At our best, we are team that is relentless in our movement, pressing and use of the ball, but everything was just too laboured against Villa with a lack of tempo glaring. A lot of that will stem from new men being confused about their roles and unfamiliar with their new team mates, but I'm not certain it will return as quickly as we'd like.

 

Last season, we had the luxury of a full week between matches, providing ample opportunity for Brendan to coach the team in things he'd spotted in the previous match or anticipated ahead of the next one. This season, before Christmas at least, there simply won't be the time for that to the same degree. With games every three or four days and rest days built into the schedule too, it will be tougher to correct problems and that's a concern with so many new faces still getting used to how we play.

 

In the absence of Luis Suarez, it will fall to the other old hands from last season to set the tempo, but in a line up with Jordan Henderson shackled by a deeper position and Joe Allen injured, that didn't happen last night. It needs to on Tuesday though.

 

3. We look light up front

 

I am now officially concerned about our options up front. The fact of the matter is that we only have one prolific striker at the club and he is, to be blunt, injury prone. To be fair to Daniel Sturridge, he couldn't have done more than tell the England management that he doesn't do high intensity work on the training pitch on day two after a match. That they went ahead and pushed him anyway is entirely on them and the fact that I'd now be telling him to throw a fit if they ever try to pull that nonsense again doesn't change the fact that we currently don't have a clinical marksman available.

 

For all the Mario Balotelli shirts on view at Anfield yesterday, he still has it all to prove at Liverpool.
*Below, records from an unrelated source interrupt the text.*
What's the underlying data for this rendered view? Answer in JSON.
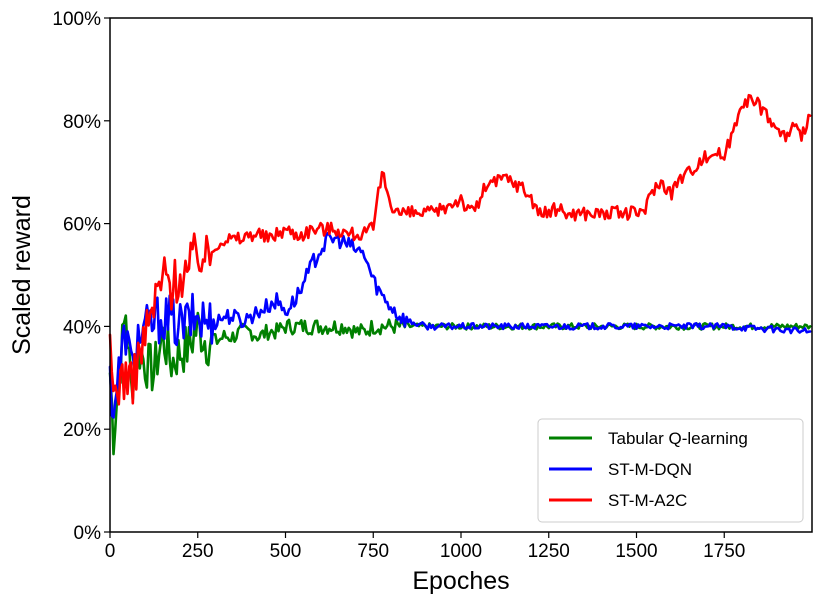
{
  "chart_data": {
    "type": "line",
    "title": "",
    "xlabel": "Epoches",
    "ylabel": "Scaled reward",
    "xlim": [
      0,
      2000
    ],
    "ylim": [
      0,
      100
    ],
    "xticks": [
      0,
      250,
      500,
      750,
      1000,
      1250,
      1500,
      1750
    ],
    "yticks": [
      0,
      20,
      40,
      60,
      80,
      100
    ],
    "ytick_labels": [
      "0%",
      "20%",
      "40%",
      "60%",
      "80%",
      "100%"
    ],
    "grid": false,
    "legend_position": "lower-right",
    "series": [
      {
        "name": "Tabular Q-learning",
        "color": "#008000",
        "points": [
          [
            0,
            31
          ],
          [
            10,
            19
          ],
          [
            25,
            30
          ],
          [
            45,
            43
          ],
          [
            60,
            28
          ],
          [
            80,
            36
          ],
          [
            100,
            33
          ],
          [
            125,
            31
          ],
          [
            150,
            38
          ],
          [
            175,
            33
          ],
          [
            200,
            35
          ],
          [
            225,
            36
          ],
          [
            250,
            40
          ],
          [
            275,
            37
          ],
          [
            300,
            37
          ],
          [
            325,
            38
          ],
          [
            350,
            38
          ],
          [
            375,
            39
          ],
          [
            400,
            39
          ],
          [
            425,
            38
          ],
          [
            450,
            39
          ],
          [
            475,
            39
          ],
          [
            500,
            40
          ],
          [
            525,
            40
          ],
          [
            550,
            40
          ],
          [
            575,
            40
          ],
          [
            600,
            40
          ],
          [
            625,
            40
          ],
          [
            650,
            40
          ],
          [
            675,
            40
          ],
          [
            700,
            39
          ],
          [
            725,
            39
          ],
          [
            750,
            40
          ],
          [
            800,
            40
          ],
          [
            850,
            40
          ],
          [
            900,
            40
          ],
          [
            1000,
            40
          ],
          [
            1250,
            40
          ],
          [
            1500,
            40
          ],
          [
            1750,
            40
          ],
          [
            1995,
            40
          ]
        ]
      },
      {
        "name": "ST-M-DQN",
        "color": "#0000ff",
        "points": [
          [
            0,
            30
          ],
          [
            10,
            24
          ],
          [
            25,
            31
          ],
          [
            45,
            39
          ],
          [
            60,
            32
          ],
          [
            80,
            38
          ],
          [
            100,
            39
          ],
          [
            125,
            41
          ],
          [
            150,
            42
          ],
          [
            175,
            41
          ],
          [
            200,
            40
          ],
          [
            225,
            41
          ],
          [
            250,
            42
          ],
          [
            275,
            41
          ],
          [
            300,
            41
          ],
          [
            325,
            42
          ],
          [
            350,
            42
          ],
          [
            375,
            41
          ],
          [
            400,
            42
          ],
          [
            425,
            43
          ],
          [
            450,
            44
          ],
          [
            475,
            45
          ],
          [
            500,
            43
          ],
          [
            525,
            45
          ],
          [
            550,
            48
          ],
          [
            575,
            52
          ],
          [
            600,
            55
          ],
          [
            625,
            57
          ],
          [
            650,
            57
          ],
          [
            675,
            56
          ],
          [
            700,
            55
          ],
          [
            725,
            54
          ],
          [
            750,
            49
          ],
          [
            775,
            46
          ],
          [
            800,
            44
          ],
          [
            825,
            42
          ],
          [
            850,
            41
          ],
          [
            900,
            40
          ],
          [
            1000,
            40
          ],
          [
            1250,
            40
          ],
          [
            1500,
            40
          ],
          [
            1750,
            40
          ],
          [
            1995,
            39
          ]
        ]
      },
      {
        "name": "ST-M-A2C",
        "color": "#ff0000",
        "points": [
          [
            0,
            34
          ],
          [
            10,
            27
          ],
          [
            25,
            29
          ],
          [
            45,
            31
          ],
          [
            60,
            28
          ],
          [
            80,
            34
          ],
          [
            100,
            38
          ],
          [
            125,
            44
          ],
          [
            150,
            50
          ],
          [
            175,
            48
          ],
          [
            200,
            50
          ],
          [
            225,
            51
          ],
          [
            250,
            55
          ],
          [
            275,
            53
          ],
          [
            300,
            56
          ],
          [
            325,
            57
          ],
          [
            350,
            57
          ],
          [
            375,
            57
          ],
          [
            400,
            58
          ],
          [
            425,
            58
          ],
          [
            450,
            57
          ],
          [
            475,
            58
          ],
          [
            500,
            59
          ],
          [
            525,
            58
          ],
          [
            550,
            58
          ],
          [
            575,
            59
          ],
          [
            600,
            59
          ],
          [
            625,
            59
          ],
          [
            650,
            59
          ],
          [
            675,
            58
          ],
          [
            700,
            58
          ],
          [
            725,
            58
          ],
          [
            750,
            59
          ],
          [
            775,
            70
          ],
          [
            800,
            64
          ],
          [
            825,
            62
          ],
          [
            850,
            62
          ],
          [
            875,
            62
          ],
          [
            900,
            62
          ],
          [
            925,
            62
          ],
          [
            950,
            63
          ],
          [
            975,
            64
          ],
          [
            1000,
            65
          ],
          [
            1025,
            62
          ],
          [
            1050,
            64
          ],
          [
            1075,
            68
          ],
          [
            1100,
            68
          ],
          [
            1125,
            69
          ],
          [
            1150,
            68
          ],
          [
            1175,
            67
          ],
          [
            1200,
            65
          ],
          [
            1225,
            62
          ],
          [
            1250,
            62
          ],
          [
            1275,
            63
          ],
          [
            1300,
            62
          ],
          [
            1325,
            62
          ],
          [
            1350,
            62
          ],
          [
            1375,
            62
          ],
          [
            1400,
            62
          ],
          [
            1425,
            62
          ],
          [
            1450,
            62
          ],
          [
            1475,
            62
          ],
          [
            1500,
            62
          ],
          [
            1525,
            63
          ],
          [
            1550,
            67
          ],
          [
            1575,
            68
          ],
          [
            1600,
            66
          ],
          [
            1625,
            69
          ],
          [
            1650,
            70
          ],
          [
            1675,
            72
          ],
          [
            1700,
            73
          ],
          [
            1725,
            74
          ],
          [
            1750,
            73
          ],
          [
            1775,
            78
          ],
          [
            1800,
            84
          ],
          [
            1825,
            84
          ],
          [
            1850,
            83
          ],
          [
            1875,
            81
          ],
          [
            1900,
            78
          ],
          [
            1925,
            77
          ],
          [
            1950,
            79
          ],
          [
            1970,
            76
          ],
          [
            1985,
            80
          ],
          [
            1995,
            81
          ]
        ]
      }
    ]
  }
}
In terms of impact on the pitch, his signing was a big gamble and we certainly shouldn't be relying on him to single-handedly replace the best forward line in European football from last season. As a partner for Sturridge or even Rickie Lambert, I certainly see his worth. However, this is not a lad who will consistently terrorise opponents on his own; his game blows too hot and cold for that.

 

That said, I do expect us to progress over the coming weeks and months as this collection of talented individuals settles into a team, but the inability to sign either Sanchez or Falcao, regardless of the valid reasons for those failures, looks like it will badly hurt us as far as our title aspirations go.

 

We need to get another clinical front man in at the first opportunity and I would hope that we're now in the process of identifying a Suarez-like January signing as a matter of the utmost urgency. Football has always moved forward at a relentless pace and if you pause, you're left behind. We cannot afford to pause.

 

After last season, another serious title challenge has to be our aim, although in the context of losing Luis and gaining virtually a brand a new eleven, stumbles would not be unexpected or unacceptable. A lack of response to those stumbles in the transfer market would be though. If I were to distill Brendan Rodgers' Liverpool into one element, it would be goals and this team hasn't got enough of them for me.

 

Let's get the side fine-tuned over the next three months and then add a clinical scorer in January to fire us to the title because a failure to do so, could well see us turn a stumble into a collapse that drops us back out of the Champions League after working so hard to get in there in the first place.

 

That could be characterised as a melodramatic assessment of where we're at, but I don't see this league getting any less competitive and six points dropped after four matches is concerning no matter what the context. Goals cover a multitude of sins for any team and right now, we're sinning all over the pitch.